Bounding boxes not handled correctly
Affects | Status | Importance | Assigned to | Milestone | |
---|---|---|---|---|---|
exactimage (Ubuntu) |
New
|
Undecided
|
Unassigned |
Bug Description
Binary package hint: exactimage
hocr2pdf has problems processing hocr output from CuneiForm 1.0.0.
The effect is visible when selecting text in the resulting text which is far too big using current versions of cuneiform + hocr2pdf.
CuneiForm has changed it's output for version 1.0.0 providing two types of bounding boxes - for characters and for lines. Previously there was only output for characters.

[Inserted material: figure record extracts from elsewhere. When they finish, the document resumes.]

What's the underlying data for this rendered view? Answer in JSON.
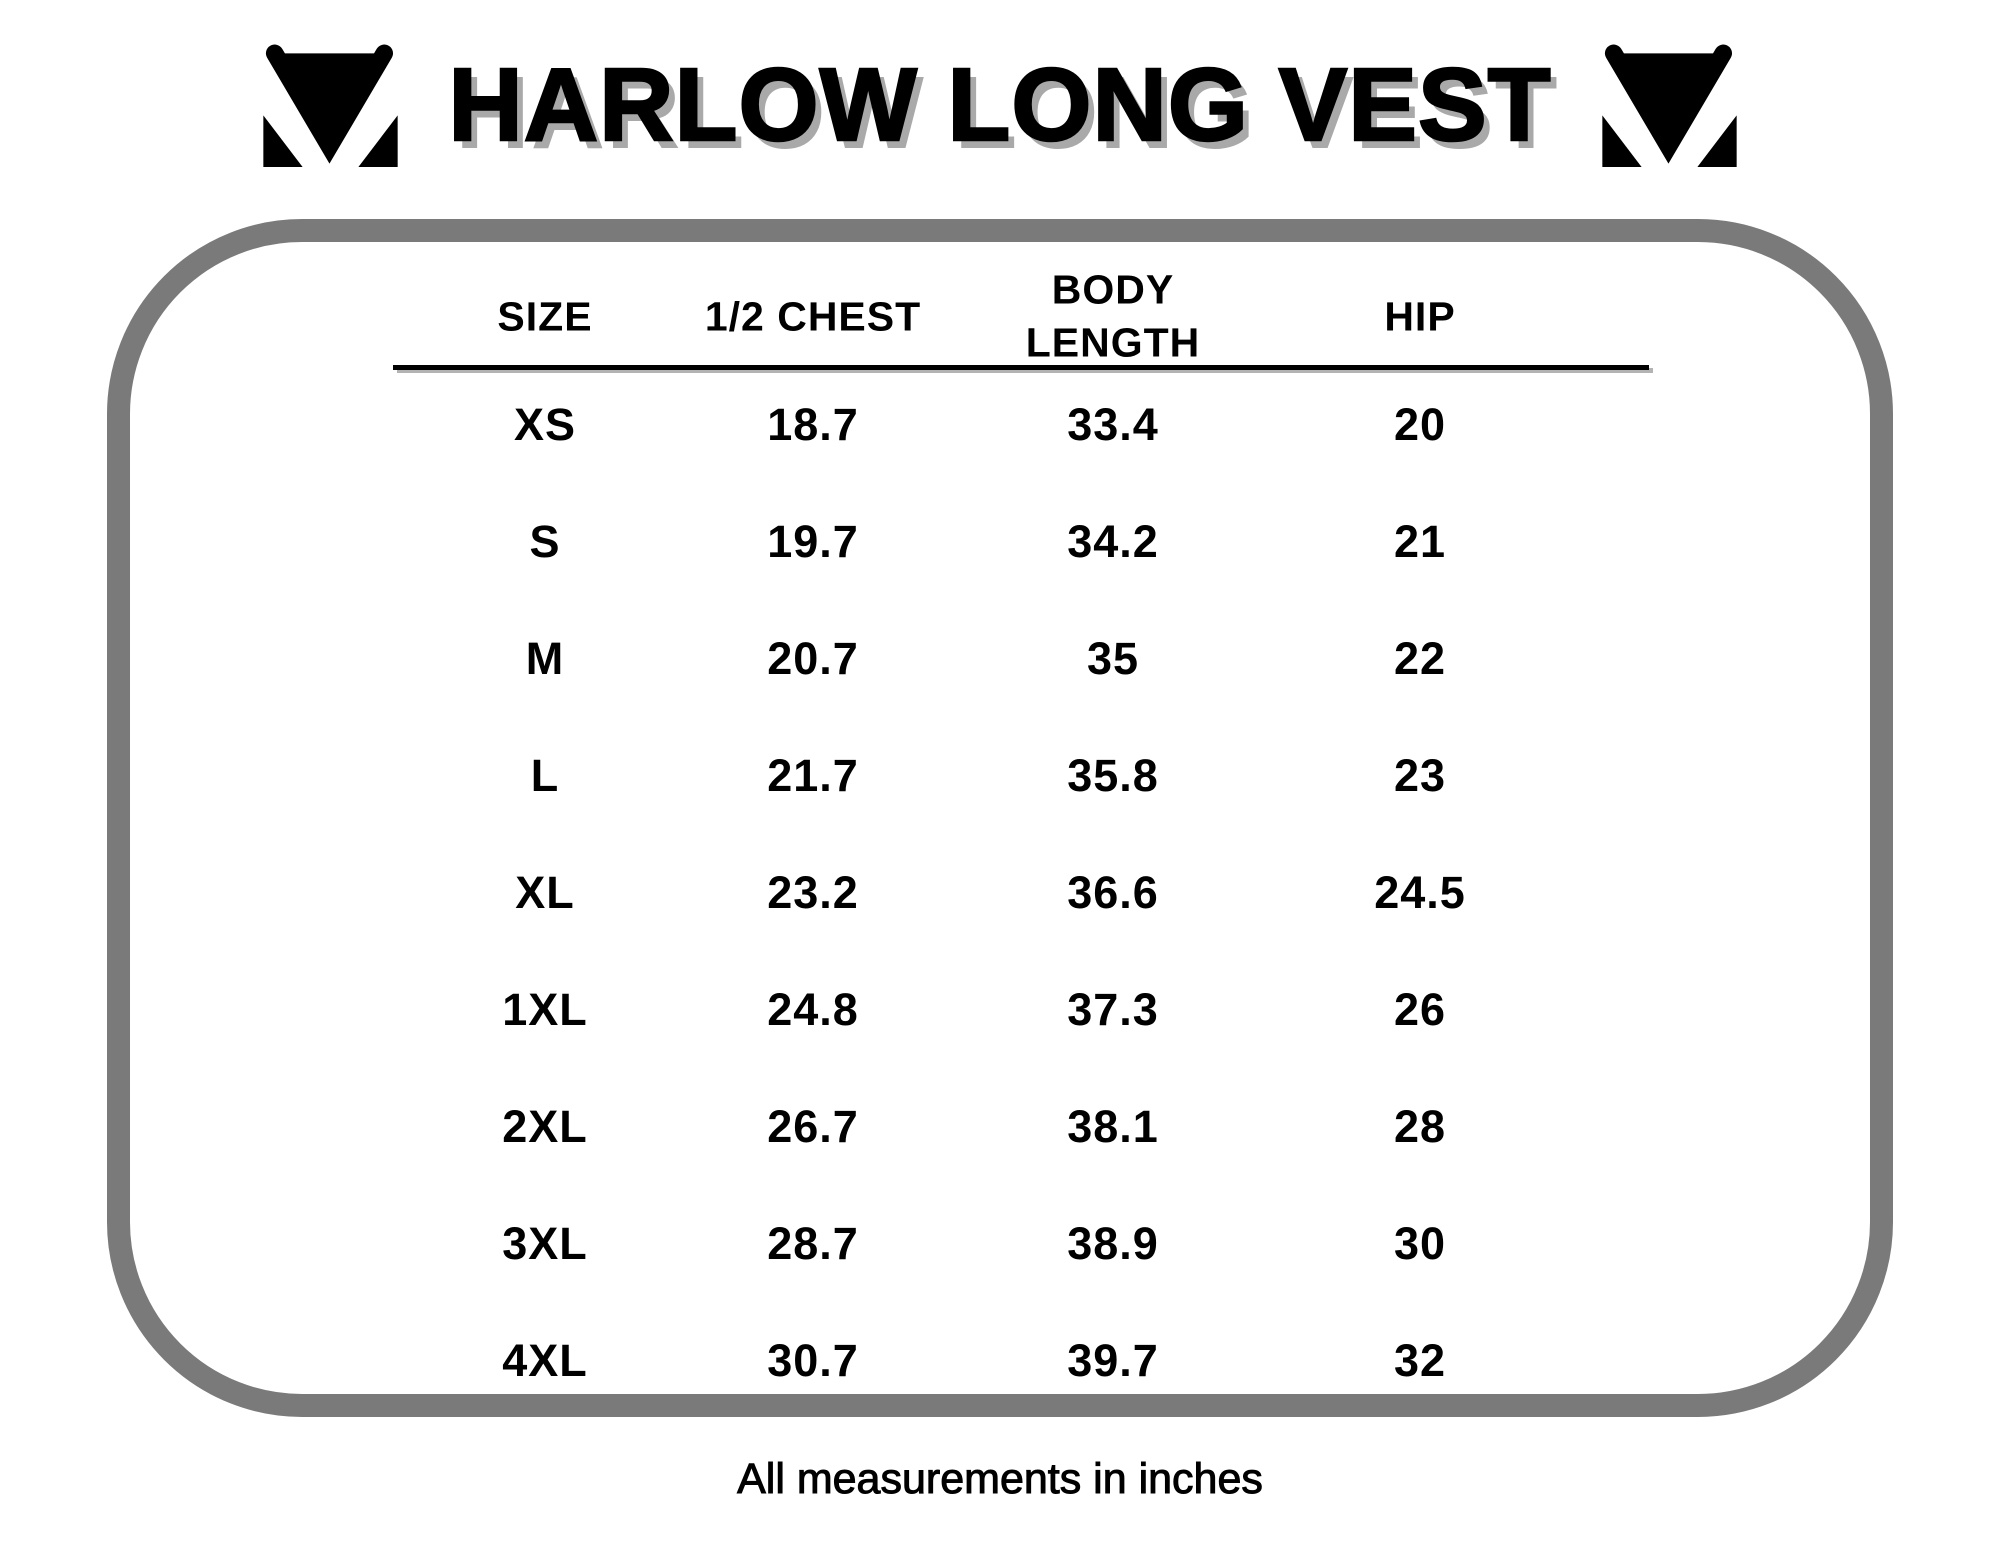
{
  "title": "HARLOW LONG VEST",
  "brand": {
    "logo_name": "mv-monogram"
  },
  "footnote": "All measurements in inches",
  "colors": {
    "background": "#ffffff",
    "text": "#000000",
    "frame": "#7a7a7a",
    "title_shadow": "#a9a9a9"
  },
  "table": {
    "columns": [
      "SIZE",
      "1/2 CHEST",
      "BODY\nLENGTH",
      "HIP"
    ],
    "rows": [
      {
        "size": "XS",
        "half_chest": "18.7",
        "body_length": "33.4",
        "hip": "20"
      },
      {
        "size": "S",
        "half_chest": "19.7",
        "body_length": "34.2",
        "hip": "21"
      },
      {
        "size": "M",
        "half_chest": "20.7",
        "body_length": "35",
        "hip": "22"
      },
      {
        "size": "L",
        "half_chest": "21.7",
        "body_length": "35.8",
        "hip": "23"
      },
      {
        "size": "XL",
        "half_chest": "23.2",
        "body_length": "36.6",
        "hip": "24.5"
      },
      {
        "size": "1XL",
        "half_chest": "24.8",
        "body_length": "37.3",
        "hip": "26"
      },
      {
        "size": "2XL",
        "half_chest": "26.7",
        "body_length": "38.1",
        "hip": "28"
      },
      {
        "size": "3XL",
        "half_chest": "28.7",
        "body_length": "38.9",
        "hip": "30"
      },
      {
        "size": "4XL",
        "half_chest": "30.7",
        "body_length": "39.7",
        "hip": "32"
      }
    ]
  },
  "chart_data": {
    "type": "table",
    "title": "HARLOW LONG VEST",
    "columns": [
      "SIZE",
      "1/2 CHEST",
      "BODY LENGTH",
      "HIP"
    ],
    "rows": [
      [
        "XS",
        18.7,
        33.4,
        20
      ],
      [
        "S",
        19.7,
        34.2,
        21
      ],
      [
        "M",
        20.7,
        35,
        22
      ],
      [
        "L",
        21.7,
        35.8,
        23
      ],
      [
        "XL",
        23.2,
        36.6,
        24.5
      ],
      [
        "1XL",
        24.8,
        37.3,
        26
      ],
      [
        "2XL",
        26.7,
        38.1,
        28
      ],
      [
        "3XL",
        28.7,
        38.9,
        30
      ],
      [
        "4XL",
        30.7,
        39.7,
        32
      ]
    ],
    "note": "All measurements in inches"
  }
}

I have filed a bug for CuneiForm - see Bug #623438 .
They commented that their output is hocr conform and the problem is related to hocr2pdf.
Sample output from cuneiform v1.0.0:
<p><span class='ocr_line' id='line_1' title="bbox 36 93 580 123">This is a lot of 12 point text to test the <span class='ocr_cinfo' title="x_bboxes 36 93 55 117 57 93 71 117 ... [and so on and so on]
The line is in the first span and the letters in the second.
It seems that hocr2pdf cannot handle both bouding boxes.
ProblemType: Bug
DistroRelease: Ubuntu 10.04
Package: exactimage 0.7.4-3ubuntu2
ProcVersionSign
Uname: Linux 2.6.32-24-generic i686
Architecture: i386
Date: Tue Sep 7 18:02:43 2010
InstallationMedia: Ubuntu 10.04 LTS "Lucid Lynx" - Release i386 (20100429)
ProcEnviron:
LANG=en_US.utf8
SHELL=/bin/bash
SourcePackage: exactimage
Attached you find a screenshot example of the effect that happens (selected text so big, that selecting the part of text I want, is quite impossible).